ROME (Reuters) - Pope Francis condemned unfair access to food around the world as "perverse" on Thursday, saying it threatened disaster for humanity if not remedied.

"Few have too much and many have little," said the 81-year-old Argentine pontiff, who is one of the world's most respected voices on issues of poverty and social justice.

The Roman Catholic Church's leader made his comments during a visit to the Rome-based U.N. Food and Agriculture Organisation for a session of the governing council of its sister agency, the International Fund for Agricultural Development.

"Many do not have food and are adrift while the few are drowning in the superfluous," said the pope, who has often backed U.N. targets to tackle hunger and climate change.

"This perverse tendency of inequality is disastrous for the future of humanity."

In words echoing the complaints of grassroots protest movements around the world, Francis lamented that the rate of extreme poverty reduction was slowing "while the concentration of riches in the hands of few is increasing".

In the pope's home continent Latin America, the number of people in extreme poverty increased in 2017 to the highest in almost a decade despite improvements in social spending policies, another U.N. agency said last month. [L1N1ZF20A]

"They live precarious situations: the air is flawed, the natural resources are depleted, the rivers polluted, the soil is acidified," Francis said of the world's most disadvantaged.

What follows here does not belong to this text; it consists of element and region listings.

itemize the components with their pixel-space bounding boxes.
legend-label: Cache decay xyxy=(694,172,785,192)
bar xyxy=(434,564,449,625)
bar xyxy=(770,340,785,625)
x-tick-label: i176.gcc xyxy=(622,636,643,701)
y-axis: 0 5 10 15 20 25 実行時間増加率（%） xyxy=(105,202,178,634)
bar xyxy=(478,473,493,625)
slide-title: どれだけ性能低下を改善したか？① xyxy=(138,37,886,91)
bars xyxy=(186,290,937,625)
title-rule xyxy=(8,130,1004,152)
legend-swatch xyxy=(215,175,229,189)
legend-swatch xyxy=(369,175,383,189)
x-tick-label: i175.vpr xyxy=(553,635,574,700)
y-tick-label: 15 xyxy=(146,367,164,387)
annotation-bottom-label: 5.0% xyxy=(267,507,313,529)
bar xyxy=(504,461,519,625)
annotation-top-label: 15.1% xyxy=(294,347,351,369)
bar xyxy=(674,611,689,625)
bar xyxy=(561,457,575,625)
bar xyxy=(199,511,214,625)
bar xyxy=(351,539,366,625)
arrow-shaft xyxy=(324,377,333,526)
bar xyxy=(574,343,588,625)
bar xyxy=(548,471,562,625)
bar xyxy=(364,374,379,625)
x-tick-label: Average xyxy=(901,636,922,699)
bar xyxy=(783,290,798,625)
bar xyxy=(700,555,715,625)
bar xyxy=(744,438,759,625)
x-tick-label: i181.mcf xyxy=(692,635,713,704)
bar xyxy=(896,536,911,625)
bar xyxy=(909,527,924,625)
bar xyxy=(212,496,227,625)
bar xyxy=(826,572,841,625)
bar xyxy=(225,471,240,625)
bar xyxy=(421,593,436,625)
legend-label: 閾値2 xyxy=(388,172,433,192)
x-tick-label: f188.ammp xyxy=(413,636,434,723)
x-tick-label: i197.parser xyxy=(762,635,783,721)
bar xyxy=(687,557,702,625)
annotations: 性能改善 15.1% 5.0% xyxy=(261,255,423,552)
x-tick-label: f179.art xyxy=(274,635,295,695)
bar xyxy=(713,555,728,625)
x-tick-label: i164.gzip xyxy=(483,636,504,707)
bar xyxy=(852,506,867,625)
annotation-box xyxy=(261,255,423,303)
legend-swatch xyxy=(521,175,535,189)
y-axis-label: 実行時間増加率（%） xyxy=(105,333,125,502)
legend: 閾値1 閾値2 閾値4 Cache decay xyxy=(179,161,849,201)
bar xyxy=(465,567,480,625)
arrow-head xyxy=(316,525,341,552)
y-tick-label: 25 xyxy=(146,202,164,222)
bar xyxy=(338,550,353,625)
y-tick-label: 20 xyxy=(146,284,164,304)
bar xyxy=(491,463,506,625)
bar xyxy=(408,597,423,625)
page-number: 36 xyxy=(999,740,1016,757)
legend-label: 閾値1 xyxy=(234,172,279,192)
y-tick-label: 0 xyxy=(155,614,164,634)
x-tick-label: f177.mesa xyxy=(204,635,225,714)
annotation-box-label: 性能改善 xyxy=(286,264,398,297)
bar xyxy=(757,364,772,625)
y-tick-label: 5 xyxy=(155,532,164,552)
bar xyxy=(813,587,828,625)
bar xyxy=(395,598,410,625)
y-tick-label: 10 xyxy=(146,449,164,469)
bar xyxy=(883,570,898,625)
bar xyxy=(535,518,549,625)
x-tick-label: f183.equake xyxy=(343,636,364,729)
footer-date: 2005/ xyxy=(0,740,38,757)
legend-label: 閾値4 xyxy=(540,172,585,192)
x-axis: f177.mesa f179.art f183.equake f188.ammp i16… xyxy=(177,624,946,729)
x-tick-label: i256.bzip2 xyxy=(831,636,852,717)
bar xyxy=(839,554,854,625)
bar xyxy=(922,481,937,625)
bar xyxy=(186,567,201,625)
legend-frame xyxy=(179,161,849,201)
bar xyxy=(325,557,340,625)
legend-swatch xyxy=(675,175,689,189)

"They do not have enough water for themselves or their crops, their sanitary infrastructures are very deficient, their housing scarce and defective."

Francis, who also met with indigenous representatives, said it was "paradoxical" that many of the more than 820 million people suffering hunger and malnutrition live in rural areas where most food is produced. The global exodus from rural to urban areas was worrying, he added.